Le traitement d’une scoliose de l’adolescence est complexe. Il devra être adapté à chaque cas, allant de la rééducation, au corset, voire à la chirurgie orthopédique, si l’évolution est rapide et le degré de scoliose important.

Les dystrophies de croissance peuvent toucher la colonne (maladie de Scheuermann), les genoux (Osgood-Schlatter), les pieds (Sever)…

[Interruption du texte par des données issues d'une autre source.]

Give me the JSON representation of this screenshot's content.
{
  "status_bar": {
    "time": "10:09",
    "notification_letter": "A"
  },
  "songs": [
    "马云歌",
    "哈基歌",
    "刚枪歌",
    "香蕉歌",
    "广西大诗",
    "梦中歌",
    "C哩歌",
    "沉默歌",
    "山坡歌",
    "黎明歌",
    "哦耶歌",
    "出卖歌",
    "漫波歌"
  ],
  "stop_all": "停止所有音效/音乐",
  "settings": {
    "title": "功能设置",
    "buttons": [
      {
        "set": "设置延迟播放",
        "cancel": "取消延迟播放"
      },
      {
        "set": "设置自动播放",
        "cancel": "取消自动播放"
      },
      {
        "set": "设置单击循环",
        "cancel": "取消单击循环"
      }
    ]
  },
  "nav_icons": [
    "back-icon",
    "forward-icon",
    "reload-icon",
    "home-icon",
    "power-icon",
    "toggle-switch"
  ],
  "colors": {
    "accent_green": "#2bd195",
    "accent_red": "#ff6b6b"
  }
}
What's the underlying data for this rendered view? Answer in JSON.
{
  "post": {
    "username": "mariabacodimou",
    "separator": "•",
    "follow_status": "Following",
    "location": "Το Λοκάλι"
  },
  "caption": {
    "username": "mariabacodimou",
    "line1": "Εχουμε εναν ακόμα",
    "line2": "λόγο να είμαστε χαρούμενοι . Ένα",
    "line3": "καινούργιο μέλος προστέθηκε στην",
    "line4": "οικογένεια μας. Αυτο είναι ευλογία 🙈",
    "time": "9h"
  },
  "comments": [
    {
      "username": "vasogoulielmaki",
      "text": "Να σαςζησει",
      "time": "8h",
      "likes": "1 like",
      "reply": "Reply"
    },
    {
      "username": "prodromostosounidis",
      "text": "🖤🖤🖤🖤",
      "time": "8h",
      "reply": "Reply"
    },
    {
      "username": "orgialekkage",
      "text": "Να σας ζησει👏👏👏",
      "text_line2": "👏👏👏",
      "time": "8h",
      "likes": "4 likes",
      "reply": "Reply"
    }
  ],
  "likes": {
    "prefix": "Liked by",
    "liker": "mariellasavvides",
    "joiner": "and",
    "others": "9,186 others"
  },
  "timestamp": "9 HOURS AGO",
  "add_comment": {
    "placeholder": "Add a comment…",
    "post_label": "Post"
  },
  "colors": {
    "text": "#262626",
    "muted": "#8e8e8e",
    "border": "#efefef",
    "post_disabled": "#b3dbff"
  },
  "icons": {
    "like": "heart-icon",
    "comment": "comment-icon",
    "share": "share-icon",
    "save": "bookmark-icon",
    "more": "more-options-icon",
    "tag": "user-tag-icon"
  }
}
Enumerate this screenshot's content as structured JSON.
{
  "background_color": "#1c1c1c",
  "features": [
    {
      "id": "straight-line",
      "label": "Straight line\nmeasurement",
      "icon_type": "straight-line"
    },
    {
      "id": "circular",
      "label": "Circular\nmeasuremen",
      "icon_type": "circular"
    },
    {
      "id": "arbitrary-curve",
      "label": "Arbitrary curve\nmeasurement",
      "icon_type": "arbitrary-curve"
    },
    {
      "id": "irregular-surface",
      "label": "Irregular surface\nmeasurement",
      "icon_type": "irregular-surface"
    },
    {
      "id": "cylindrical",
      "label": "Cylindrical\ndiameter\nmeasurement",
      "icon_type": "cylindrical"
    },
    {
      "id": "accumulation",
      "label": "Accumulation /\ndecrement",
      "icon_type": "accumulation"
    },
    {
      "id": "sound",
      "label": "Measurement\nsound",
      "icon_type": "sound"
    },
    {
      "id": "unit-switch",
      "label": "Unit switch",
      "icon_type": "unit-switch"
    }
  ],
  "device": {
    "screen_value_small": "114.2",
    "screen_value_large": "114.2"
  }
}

Pendant la croissance, les adolescents peuvent présenter des insuffisances musculaires relatives liées à une croissance osseuse staturale rapide ou au retard physiologique de la croissance en longueur des muscles longs des membres inférieurs, par rapport à la longueur des os longs comme le fémur, surtout en cas d’augmentation rapide de la taille, chez certains garçons. Ces cas devront être évalués et traités par rééducation fonctionnelle, acccompagnée d’une activité physique adaptée. Des étirements effectuée en auto-rééducation seront proposés.

L’ostéopathie permet, en complément, de soulager très vite de nombreuses douleurs mécaniques qui sont la conséquence d’une croissance staturale trop rapide chez ces adolescents.

L’usage trop prolongé du téléphone portable ainsi que les mauvaises habitudes lors de la station assise devront être corrigés.